Richard Olney, el difunto sabio culinario, tenía opiniones muy firmes sobre el postre, y francamente, estamos de acuerdo. En su obra maestra, *El Libro de Cocina del Menú Francés*, Olney decretó que los postres ricos pertenecen solo después de las comidas más simples, mientras que cualquier cosa sofisticada requiere algo ligero, aireado y juguetón. Su lista de sugerencias se lee como un poema de frutas de verano: melocotón melba, mousse de manzana con melocotones, buñuelos de albaricoque espolvoreados con azúcar glas, fresas en jugo de naranja endulzado, fresas en beaujolais, mousse de fresa con puré de frambuesa, cerezas heladas y almendras frescas. Y para finales de verano o principios de otoño, ofreció higos frescos con crema de frambuesa (figues à la crème framboise) - un postre que es divertido de hacer (observa cómo el puré rojo se abre paso a través de la crema como un remolino de frambuesa) y divertido de comer.

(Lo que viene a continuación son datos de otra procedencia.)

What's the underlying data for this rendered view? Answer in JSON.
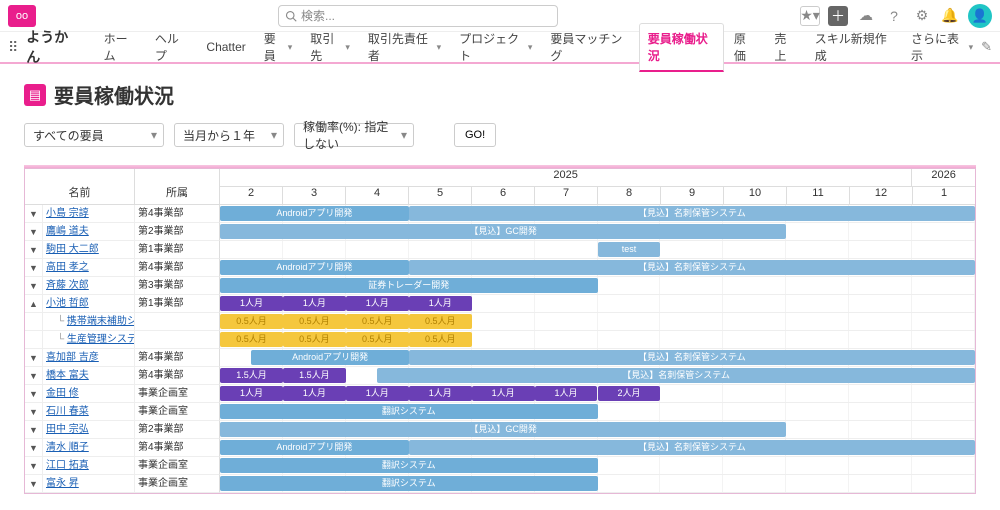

Por supuesto, un pudín aireado y juguetón exige una galleta aireada y juguetona, y qué mejor que *lingue di gatto*, o lenguas de gato, acertadamente llamadas por su forma plana y alargada. Hechas con mantequilla, azúcar, harina y claras de huevo, estas galletas no son complicadas, pero requieren una manga pastelera. Si no tienes una, no temas: una bolsa con cierre hermético funciona bien. Solo recuerda poner la mezcla primero y cortar la esquina solo cuando estés listo para piping. Porque nada dice 'postre de verano sofisticado' como equipo de repostería improvisado.